Men felt more emotional about their sorrows than women.
This could cause some to raise their questions. Still, according to the team’s research, The group discussed issues that dealt with heartbreak and dating and partying, and personal characteristics.
The ladies also talked more about their concerns regarding financial mistreatment and distance, and housework.
Charlotte Entwistle, a lead author of the study, stated that “The finding that men more often discussed the subject of heartache highlights the fact that men are, at the very least, emotionally affected by relationships as women are..”
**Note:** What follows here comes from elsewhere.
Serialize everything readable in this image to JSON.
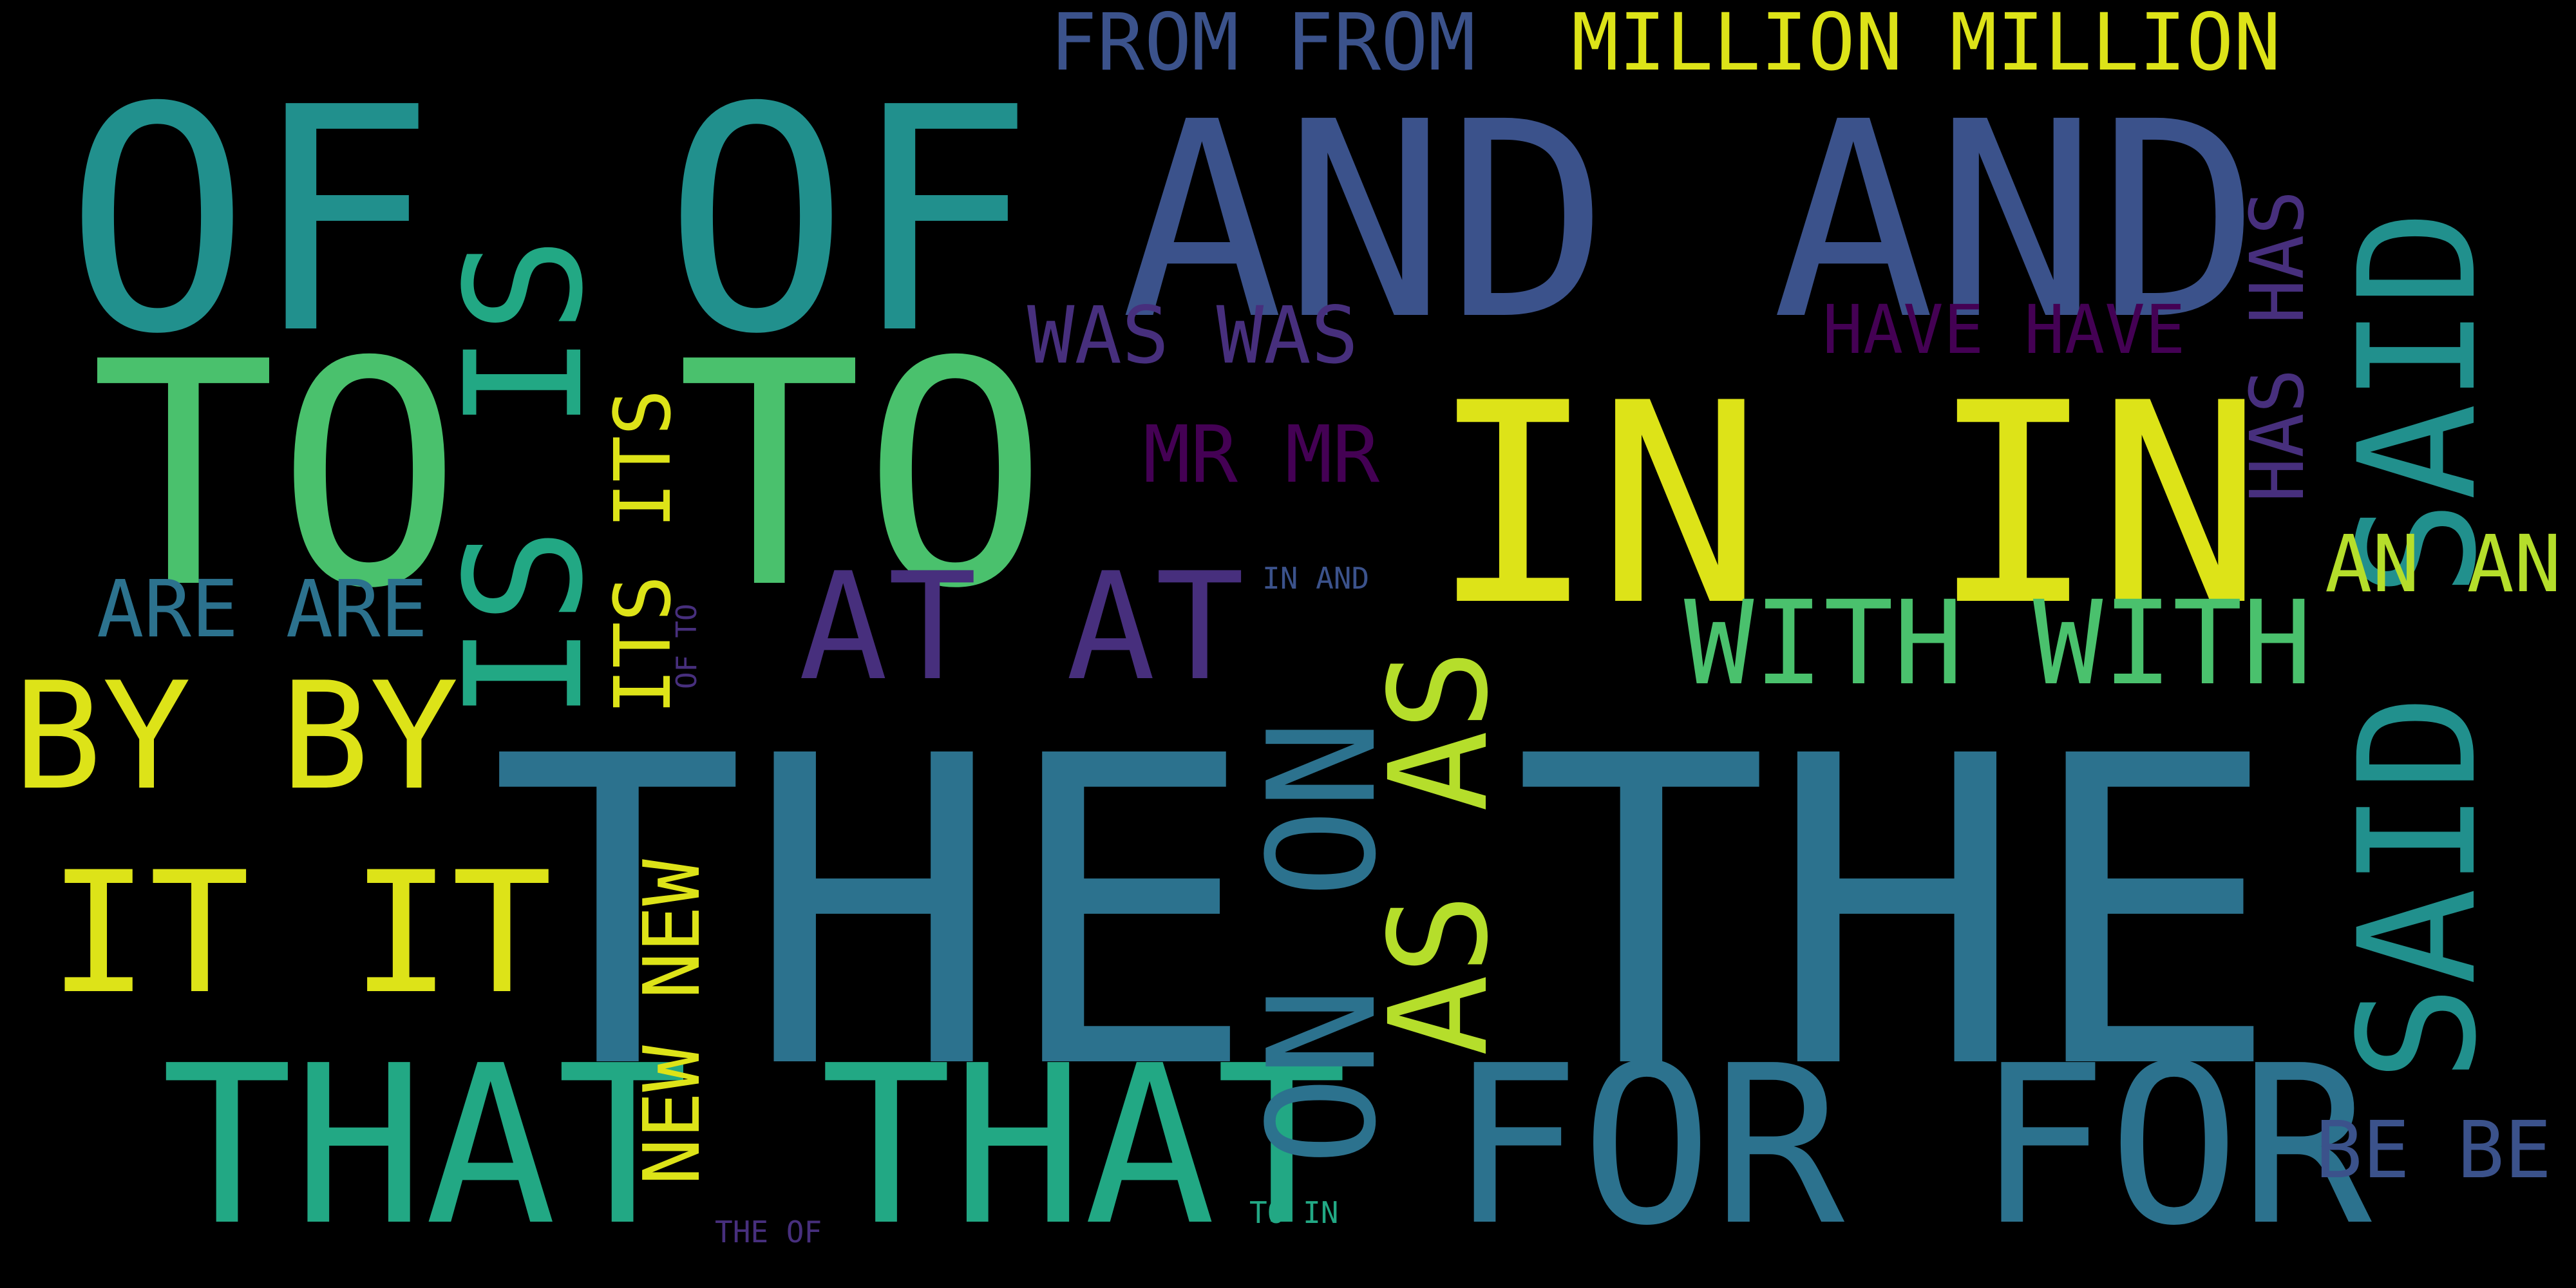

Researchers also found that the majority of boys sought assistance when the issue was still in its initial stage. Girls, however, were more likely to seek help when the crisis was already quite severe.
Men seemed to have more confidence in their partners than women.
The way people communicated by gender also revealed patterns. Women are reported to have more self-focused words (“I” terms) and display more negative attitudes in their messages.
They were led to believe that the women were in a preoccupied attachment state characterized by doubt about themselves, often resulting in anxiety and insecurity.
On the other hand, men used”we” more frequently, while men used the word “we” more often, paired with affiliation and positive feelings. The signs were compatible with evidence of a solid connection state, including confidence and positive feelings concerning the bond.
However, it is also important to note that the users identified with the dismissive attachment state or who don’t consider relationships necessary — were primarily men.
Researchers hope that their results will help correct negative stereotypes about males.
The lead researcher Director of research, Dr. Ryan Boyd, believes the study has challenged the conventional notions regarding gender differences in heterosexual relationships.
He stated, “When you remove the stigmas associated with traditional social behavior against men seeking help or sharing their feelings… they are just as interested in navigating difficult times within their relationship like women.”
What do you think of the study’s findings? Which gender-based stereotypes do you believe should be broken or considered?